ABD’nin konvansiyonel ortakları çöküşe geçen Atlantik’e göre değil yükselen yenidünyaya bakarak pozisyon alıyor. Artık ABD, Avrupa ve İsrail’den çok Türkiye, Çin ve Rusya gibi aktörlerin ne dediği ve ne yaptığı daha belirleyici konumda.

***

Bu bağlamda Amerikan yönetimi, nükleer rüşvete ve güvenlik garantilerine rağmen Suudi Arabistan’ı hâlâ tamamen yanına çekebilmiş değil. Benzer şekilde ABD, Mısır ve Ürdün’e yönelik devreye soktuğu sopa-havuç politikasından da artık eskisi gibi randıman alamıyor.
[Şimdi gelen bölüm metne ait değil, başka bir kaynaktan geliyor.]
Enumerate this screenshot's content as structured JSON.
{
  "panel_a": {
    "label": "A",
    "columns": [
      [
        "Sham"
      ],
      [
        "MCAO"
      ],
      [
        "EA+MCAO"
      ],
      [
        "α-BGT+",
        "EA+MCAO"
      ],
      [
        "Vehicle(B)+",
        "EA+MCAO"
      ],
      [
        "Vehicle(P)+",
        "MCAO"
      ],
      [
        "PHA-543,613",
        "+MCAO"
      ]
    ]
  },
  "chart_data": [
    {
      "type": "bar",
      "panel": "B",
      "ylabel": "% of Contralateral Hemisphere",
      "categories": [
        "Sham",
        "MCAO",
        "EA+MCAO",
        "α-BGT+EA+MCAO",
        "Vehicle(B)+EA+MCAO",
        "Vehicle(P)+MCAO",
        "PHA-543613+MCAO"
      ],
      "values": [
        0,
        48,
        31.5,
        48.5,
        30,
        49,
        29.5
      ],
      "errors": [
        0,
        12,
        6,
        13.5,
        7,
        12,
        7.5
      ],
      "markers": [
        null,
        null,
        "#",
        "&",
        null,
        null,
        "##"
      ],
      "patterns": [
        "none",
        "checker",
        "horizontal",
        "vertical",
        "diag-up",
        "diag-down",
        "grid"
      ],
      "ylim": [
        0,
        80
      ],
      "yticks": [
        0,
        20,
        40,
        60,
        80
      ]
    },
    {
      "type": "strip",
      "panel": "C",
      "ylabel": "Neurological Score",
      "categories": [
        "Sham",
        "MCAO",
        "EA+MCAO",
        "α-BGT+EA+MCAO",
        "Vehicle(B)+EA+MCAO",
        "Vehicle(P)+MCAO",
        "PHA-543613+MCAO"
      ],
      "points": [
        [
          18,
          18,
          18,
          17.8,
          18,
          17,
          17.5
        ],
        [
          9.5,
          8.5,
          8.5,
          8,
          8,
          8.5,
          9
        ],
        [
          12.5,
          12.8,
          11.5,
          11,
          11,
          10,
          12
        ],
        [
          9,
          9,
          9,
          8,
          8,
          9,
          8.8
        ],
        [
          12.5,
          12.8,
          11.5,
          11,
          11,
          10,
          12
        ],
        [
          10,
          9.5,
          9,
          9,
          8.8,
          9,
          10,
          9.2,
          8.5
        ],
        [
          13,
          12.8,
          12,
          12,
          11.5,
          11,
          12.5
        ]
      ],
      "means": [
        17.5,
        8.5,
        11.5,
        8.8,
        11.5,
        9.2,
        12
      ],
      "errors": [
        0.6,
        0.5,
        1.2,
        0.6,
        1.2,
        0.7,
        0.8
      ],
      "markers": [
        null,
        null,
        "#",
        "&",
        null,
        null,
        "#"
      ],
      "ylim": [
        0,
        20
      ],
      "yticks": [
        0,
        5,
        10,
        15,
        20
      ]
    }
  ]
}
Özellikle Türkiye’nin oyun kurucu diplomatik hamleleri Filistin’in devlet olarak tanınması sürecini daha da hızlandırırken Recep Tayyip Erdoğan’ın ezberleri ve dengeleri bozan çıkışları ise soykırımcıların uluslararası kamuoyuna yönelik Siyonist mavallara dayalı bütün manipülasyonlarını akamete uğratıyor.

Hâsılı kelam bütün barbarlıklarına rağmen dünya ABD ve İsrail’in çırpındıkça daha da battığını görüyor.

Bir bakıma 2011’de dönemin İsrail savunma bakanı Ehud Barak’ın dile getirdiği korkusu gerçekleşiyor.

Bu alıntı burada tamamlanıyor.